The stars of these shows are young women and families in crisis, and whether we like it or not, we are using their crisis for our entertainment rather than stepping in to make their lives better.
But reality shows—even those designed to fix a problem—don’t thrive on helping, they thrive on showing us a trainwreck that is uncomfortable and comforting at the same time. They thrive on the sense of “there but for the grace of God go I.” From Hoarders to The Biggest Loser to Super Nanny, one can’t help but feel a grain of superiority when we watch these shows. “My house may be mess, I may be overweight, I may not be a perfect parent, but at least I’m not them,” is what we’re supposed to think.
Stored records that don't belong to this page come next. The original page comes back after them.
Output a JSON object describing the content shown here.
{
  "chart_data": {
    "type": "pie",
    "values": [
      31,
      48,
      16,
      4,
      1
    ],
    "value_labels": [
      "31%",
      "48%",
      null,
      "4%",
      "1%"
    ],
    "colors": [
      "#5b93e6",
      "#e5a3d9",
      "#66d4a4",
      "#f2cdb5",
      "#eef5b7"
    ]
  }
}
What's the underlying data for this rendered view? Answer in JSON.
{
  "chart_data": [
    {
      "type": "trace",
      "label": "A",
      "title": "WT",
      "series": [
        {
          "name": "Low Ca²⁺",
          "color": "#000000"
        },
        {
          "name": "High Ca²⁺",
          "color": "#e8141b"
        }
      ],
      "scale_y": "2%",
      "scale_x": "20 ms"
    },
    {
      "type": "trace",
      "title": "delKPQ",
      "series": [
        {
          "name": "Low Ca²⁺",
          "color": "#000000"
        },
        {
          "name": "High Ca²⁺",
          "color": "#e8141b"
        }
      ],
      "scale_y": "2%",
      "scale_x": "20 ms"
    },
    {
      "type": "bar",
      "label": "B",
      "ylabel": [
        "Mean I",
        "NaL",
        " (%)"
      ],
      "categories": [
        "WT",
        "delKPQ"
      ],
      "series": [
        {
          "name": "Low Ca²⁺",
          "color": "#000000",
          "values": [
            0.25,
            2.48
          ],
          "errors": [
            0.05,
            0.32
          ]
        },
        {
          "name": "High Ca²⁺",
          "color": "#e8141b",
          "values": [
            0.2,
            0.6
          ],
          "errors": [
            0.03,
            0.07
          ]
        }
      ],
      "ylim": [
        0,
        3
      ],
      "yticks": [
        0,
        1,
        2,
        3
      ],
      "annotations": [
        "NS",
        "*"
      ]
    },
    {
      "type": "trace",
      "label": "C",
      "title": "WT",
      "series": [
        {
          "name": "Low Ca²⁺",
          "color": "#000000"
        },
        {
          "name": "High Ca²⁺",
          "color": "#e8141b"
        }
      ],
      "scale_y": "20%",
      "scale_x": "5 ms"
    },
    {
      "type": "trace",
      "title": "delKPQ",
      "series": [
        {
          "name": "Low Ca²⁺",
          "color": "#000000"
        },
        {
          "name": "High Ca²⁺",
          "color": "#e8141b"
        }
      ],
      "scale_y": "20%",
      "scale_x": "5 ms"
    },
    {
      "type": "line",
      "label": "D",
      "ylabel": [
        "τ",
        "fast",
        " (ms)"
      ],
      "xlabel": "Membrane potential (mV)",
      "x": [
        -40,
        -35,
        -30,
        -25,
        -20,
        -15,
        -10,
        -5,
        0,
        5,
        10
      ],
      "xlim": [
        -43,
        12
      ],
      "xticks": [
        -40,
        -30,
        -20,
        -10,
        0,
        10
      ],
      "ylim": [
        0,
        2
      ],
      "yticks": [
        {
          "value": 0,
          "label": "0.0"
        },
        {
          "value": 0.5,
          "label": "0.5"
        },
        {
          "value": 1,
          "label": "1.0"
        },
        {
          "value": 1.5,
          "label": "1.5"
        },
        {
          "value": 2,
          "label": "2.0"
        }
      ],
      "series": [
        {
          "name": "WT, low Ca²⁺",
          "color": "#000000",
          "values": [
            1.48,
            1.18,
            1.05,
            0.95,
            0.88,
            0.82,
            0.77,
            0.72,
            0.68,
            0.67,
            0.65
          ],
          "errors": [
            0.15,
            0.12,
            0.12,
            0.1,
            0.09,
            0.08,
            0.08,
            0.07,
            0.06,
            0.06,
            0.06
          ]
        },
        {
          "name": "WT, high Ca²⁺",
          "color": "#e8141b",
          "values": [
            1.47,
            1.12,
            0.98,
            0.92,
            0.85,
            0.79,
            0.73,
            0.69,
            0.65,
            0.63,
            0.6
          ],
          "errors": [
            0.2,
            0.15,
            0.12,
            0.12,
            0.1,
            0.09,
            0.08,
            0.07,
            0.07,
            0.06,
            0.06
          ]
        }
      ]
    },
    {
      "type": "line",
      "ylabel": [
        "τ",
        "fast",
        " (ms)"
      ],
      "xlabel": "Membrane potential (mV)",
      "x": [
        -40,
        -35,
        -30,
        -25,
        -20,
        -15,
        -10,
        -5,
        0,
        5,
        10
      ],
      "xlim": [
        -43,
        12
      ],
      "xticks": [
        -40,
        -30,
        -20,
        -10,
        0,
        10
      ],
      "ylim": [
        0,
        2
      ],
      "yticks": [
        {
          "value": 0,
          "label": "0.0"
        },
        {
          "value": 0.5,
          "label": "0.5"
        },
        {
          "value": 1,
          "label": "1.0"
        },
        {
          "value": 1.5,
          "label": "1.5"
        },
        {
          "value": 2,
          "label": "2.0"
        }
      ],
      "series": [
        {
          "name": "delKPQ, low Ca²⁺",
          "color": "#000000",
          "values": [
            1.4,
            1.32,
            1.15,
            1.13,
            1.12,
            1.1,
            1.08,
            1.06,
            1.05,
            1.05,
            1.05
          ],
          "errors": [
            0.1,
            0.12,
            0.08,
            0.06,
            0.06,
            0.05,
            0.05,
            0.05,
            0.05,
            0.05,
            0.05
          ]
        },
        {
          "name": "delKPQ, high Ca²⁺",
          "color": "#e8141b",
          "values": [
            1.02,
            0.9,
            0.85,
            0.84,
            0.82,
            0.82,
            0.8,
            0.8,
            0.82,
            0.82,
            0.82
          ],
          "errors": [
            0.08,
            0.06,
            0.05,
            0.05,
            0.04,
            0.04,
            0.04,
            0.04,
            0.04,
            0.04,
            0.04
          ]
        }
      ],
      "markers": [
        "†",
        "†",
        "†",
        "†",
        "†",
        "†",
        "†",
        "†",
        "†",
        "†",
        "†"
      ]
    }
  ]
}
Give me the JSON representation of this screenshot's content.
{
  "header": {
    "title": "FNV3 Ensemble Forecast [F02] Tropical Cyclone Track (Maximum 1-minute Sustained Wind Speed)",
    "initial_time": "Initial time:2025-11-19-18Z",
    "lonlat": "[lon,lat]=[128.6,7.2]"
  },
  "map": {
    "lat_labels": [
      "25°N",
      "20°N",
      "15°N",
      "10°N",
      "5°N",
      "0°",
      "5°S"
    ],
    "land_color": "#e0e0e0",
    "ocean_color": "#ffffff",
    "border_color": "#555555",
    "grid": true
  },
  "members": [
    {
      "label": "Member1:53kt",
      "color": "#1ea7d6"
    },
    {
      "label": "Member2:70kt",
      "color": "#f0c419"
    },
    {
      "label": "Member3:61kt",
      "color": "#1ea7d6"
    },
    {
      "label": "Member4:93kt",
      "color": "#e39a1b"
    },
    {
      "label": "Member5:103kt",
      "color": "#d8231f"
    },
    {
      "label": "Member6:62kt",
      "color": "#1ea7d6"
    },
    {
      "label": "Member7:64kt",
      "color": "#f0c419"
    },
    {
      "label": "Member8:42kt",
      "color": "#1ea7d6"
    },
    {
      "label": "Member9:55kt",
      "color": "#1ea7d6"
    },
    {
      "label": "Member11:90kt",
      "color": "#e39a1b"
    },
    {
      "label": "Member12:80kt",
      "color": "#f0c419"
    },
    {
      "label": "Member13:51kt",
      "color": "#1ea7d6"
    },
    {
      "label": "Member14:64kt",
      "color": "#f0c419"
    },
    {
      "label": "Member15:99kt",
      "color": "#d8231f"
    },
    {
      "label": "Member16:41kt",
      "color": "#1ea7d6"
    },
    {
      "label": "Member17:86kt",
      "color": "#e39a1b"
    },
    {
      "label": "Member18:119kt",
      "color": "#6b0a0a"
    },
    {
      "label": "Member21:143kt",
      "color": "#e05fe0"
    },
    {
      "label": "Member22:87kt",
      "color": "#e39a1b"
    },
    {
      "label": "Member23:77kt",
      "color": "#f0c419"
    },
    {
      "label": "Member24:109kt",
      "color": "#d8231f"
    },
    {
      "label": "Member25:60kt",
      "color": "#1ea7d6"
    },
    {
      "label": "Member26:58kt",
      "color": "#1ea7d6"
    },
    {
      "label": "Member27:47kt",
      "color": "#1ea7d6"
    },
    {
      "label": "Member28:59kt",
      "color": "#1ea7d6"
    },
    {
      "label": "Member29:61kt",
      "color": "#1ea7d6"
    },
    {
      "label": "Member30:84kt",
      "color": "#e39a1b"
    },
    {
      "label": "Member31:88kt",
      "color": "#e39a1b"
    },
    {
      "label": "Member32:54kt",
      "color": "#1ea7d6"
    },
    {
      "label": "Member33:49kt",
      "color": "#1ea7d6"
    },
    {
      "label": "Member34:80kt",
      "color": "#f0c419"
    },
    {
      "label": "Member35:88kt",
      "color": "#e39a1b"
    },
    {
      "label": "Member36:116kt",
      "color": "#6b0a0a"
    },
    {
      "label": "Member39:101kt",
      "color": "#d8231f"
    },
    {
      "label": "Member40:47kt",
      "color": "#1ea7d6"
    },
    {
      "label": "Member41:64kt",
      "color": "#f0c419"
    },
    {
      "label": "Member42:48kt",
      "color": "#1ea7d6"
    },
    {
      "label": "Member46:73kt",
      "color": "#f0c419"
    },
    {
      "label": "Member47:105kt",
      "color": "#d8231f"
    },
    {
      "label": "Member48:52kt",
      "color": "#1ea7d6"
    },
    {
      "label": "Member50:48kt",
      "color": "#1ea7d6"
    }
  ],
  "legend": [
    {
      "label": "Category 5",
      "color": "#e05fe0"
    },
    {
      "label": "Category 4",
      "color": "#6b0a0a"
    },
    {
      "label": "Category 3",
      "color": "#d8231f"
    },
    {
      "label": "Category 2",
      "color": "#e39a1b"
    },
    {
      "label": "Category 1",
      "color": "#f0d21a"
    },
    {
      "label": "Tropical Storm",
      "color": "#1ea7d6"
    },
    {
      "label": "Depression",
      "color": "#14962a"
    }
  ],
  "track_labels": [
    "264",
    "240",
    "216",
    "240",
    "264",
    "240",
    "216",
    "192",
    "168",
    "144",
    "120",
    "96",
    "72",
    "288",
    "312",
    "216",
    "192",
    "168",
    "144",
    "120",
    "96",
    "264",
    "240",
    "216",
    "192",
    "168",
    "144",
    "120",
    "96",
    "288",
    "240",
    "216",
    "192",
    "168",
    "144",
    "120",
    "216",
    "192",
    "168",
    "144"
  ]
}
The 16 and Pregnant franchise may have some good qualities. It may have started a national dialogue about teen pregnancy. It may be getting young people who watch the show to think more about birth control. But I can’t stop worrying about the young women—and their children—who star in this drama. No matter how well their lives turn out down the line, there will always be this unflattering footage of them struggling, cursing, fighting, and crying. Potential employers can see it, future love interests can see it, and their children, when they get old enough, can see it and learn all too clearly the pain that surrounded their first few years of life.
Letting these families be a weekly trainwreck is nothing short of exploitative, even if it helps other teens avoid similar choices. And relying on worst-case scenarios to teach our teens is a dangerous replacement for real education.